Renowned professor says growth isn’t everything

Posted on : 2012-09-22 12:24 KST Modified on : 2019-10-19 20:29 KST
Byun Hyung-yoon talks to the Hankyoreh about Korea’s chances for economic democracy

“A core of economic democracy is reformation of chaebol. Separation of finance and industry is the most important task, so that chaebol cannot control the whole financial system.”

Economic democracy is one of the key issues in December’s presidential election. Byun Hyung-yoon, emeritus professor of Seoul National University, offered a clear solution to this problem. ‘The privileged say that if chaebol are regulated, the economy will not grow and be ruined. But, this is their excuse to monopolize the benefits of economic growth.”

Professor Byun is the pioneer who settled the modern economy in Korea. He has many followers who are called the School of Hakhyun. Professor Byun recently published a book,‘Cool Head Suffers from Warm Heart’. He talks about his life and thoughts at his office in the Seoul Institute of Economics and Social Science with a former student, Yoon Jin-ho, a professor at Inha University.

Professor Byun has criticized mainstream economics for focusing on growth and laissez-faire principles.
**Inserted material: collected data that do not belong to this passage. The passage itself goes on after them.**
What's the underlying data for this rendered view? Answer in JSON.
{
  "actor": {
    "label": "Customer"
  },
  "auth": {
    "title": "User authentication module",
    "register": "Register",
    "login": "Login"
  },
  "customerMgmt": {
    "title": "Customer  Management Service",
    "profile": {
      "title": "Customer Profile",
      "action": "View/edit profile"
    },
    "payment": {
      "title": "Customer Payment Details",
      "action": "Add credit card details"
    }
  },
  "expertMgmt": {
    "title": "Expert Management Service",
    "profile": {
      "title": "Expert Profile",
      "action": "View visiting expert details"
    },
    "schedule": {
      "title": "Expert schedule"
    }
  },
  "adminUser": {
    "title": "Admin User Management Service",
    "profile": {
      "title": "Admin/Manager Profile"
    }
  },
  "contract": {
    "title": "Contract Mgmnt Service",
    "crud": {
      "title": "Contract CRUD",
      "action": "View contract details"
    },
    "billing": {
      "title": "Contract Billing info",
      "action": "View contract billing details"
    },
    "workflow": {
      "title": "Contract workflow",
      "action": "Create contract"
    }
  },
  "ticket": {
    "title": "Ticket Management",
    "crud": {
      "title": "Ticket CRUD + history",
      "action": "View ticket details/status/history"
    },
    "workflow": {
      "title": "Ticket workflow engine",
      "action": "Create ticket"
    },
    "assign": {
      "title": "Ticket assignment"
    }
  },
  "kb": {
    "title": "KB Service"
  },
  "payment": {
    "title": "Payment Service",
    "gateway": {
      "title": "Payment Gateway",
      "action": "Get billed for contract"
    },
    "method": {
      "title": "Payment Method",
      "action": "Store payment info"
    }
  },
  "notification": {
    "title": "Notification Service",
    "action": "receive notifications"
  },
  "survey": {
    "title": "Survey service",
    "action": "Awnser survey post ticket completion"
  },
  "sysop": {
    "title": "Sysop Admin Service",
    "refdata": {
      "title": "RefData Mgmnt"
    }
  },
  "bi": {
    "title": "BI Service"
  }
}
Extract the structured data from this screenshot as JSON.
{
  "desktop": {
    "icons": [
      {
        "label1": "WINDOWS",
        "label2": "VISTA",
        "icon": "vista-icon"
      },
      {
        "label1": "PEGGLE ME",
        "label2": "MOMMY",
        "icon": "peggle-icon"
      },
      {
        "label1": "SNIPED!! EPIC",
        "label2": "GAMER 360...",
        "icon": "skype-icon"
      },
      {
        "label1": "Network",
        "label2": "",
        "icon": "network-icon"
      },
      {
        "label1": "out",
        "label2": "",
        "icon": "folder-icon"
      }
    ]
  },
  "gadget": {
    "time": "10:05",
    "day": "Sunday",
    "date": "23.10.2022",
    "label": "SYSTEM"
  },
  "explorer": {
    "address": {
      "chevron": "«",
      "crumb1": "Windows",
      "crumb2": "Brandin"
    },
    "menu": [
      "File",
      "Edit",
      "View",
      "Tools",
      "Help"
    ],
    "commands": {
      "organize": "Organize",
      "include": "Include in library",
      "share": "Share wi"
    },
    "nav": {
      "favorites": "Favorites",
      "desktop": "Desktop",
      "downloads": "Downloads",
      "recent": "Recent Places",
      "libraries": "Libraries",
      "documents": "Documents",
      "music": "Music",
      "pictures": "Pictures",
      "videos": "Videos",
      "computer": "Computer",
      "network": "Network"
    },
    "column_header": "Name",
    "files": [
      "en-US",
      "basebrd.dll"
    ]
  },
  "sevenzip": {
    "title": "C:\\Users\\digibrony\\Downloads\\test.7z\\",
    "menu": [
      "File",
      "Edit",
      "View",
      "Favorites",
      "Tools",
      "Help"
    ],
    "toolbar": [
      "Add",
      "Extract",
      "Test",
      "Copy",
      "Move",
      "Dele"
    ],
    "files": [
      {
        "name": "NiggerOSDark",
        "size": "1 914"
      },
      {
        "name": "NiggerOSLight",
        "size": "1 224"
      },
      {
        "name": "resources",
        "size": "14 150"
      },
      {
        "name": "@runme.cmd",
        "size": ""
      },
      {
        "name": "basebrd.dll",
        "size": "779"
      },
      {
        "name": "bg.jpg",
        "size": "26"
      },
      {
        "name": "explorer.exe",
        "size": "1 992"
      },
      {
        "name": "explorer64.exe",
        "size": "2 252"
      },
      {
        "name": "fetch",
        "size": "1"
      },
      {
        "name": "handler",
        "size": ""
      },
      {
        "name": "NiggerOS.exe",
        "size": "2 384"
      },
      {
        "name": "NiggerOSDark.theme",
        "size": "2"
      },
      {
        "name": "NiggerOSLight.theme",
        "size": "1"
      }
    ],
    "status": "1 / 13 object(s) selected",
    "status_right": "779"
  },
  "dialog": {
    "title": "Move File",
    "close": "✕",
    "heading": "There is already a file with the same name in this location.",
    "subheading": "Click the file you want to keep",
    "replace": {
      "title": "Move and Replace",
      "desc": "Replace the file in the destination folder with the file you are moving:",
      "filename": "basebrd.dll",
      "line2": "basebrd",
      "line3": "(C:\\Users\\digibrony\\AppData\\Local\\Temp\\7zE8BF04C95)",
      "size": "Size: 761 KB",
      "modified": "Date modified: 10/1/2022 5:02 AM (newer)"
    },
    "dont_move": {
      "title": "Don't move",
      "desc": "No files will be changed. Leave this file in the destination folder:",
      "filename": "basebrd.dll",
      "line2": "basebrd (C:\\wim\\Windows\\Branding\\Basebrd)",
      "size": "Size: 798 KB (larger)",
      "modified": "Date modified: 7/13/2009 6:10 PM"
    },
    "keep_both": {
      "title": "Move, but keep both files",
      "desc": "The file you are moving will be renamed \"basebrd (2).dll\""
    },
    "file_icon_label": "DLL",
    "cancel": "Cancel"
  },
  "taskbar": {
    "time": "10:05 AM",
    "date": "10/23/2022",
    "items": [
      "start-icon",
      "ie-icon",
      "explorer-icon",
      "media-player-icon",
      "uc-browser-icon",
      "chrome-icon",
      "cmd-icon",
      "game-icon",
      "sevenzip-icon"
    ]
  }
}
He spent his entire career to make economic tradition in Korea that focuses more on distribution than growth.

Justice and distribution, balanced development and self-supporting economy is the core of his belief in economic democratization.

He said, “That economic democracy is the zeitgeist of today is clear, but the core of this is not clear yet." Byun emphasized that chaebol reform is at the center of economic democracy. This shows that the opinions of his students who are famous as supporters of economic democratization are under his influence.

The thing he criticizes most is society’s deeply-rooted insistence on economic growth as the most important thing.

This allows the rich to control society and decide how wealth will be distributed. “The premise of economic growth should be that everyone in the society shares the benefits that come from it. The governments of Lee Myung-bak and Park Chung-hee always prioritized economic growth. Their policies made the rich richer, but did not evenly distribute profits.

His idea is that for the equal distribution of benefits, the economic power concentrated on chaebol should be decentralized. Separation of finance and industry is the minimum requirement for that.

He talked about his special experience criticizing Park Chung-hee’s high price policy to his face, when he said to him that the policy of economic growth leaned on the high inflation policy sacrificing ordinary people’s lives and exacerbated income inequality.

Professor Chang Ha-joon of Cambridge University, who has clashed with professor Kim Ki-won and Lee Byung-chun over the idea of the ‘practical use of chaebol'. Professor Byun advised, “They are different from each other, so we have rearrange chaebol so that they continue as one group.”

“We are not trying to bring down chaebol, but to make them do what they must do. If chaebol gave up their octopus-like expansion, that would be desirable. But we cannot expect that. So some institutional mechanism for the regulation on chaebol is necessary.

On the December presidential election, he said, “It’s important that politicians who can execute economic democratization take power. The issue of economic democratization could be solved if the opposition wins the election. Many policies during the governments of Kim Dae-joong and Roh Moo-hyun drew backlash from the established, and now we have retreated to Lee Myung-bak administratiom. Economic democracy is not that simple, so that it can’t be realized with just a few policies. We need to vote for those who can actually make it happen in the next ten or twenty years.”

He chose Alfred Marshal, a renowned British economist, as his academic role model, and Yanaihara Dadao as his role model in life. “Marshal stated that economics is part of the research about humankind. I always kept this idea in mind and it was the base of my economics. Also, I hope that people say that I lived like Japanese Professor Tadao Yanaihara (1983-1961) who did not succumb to power and was upright as a teacher, scholar and professor.”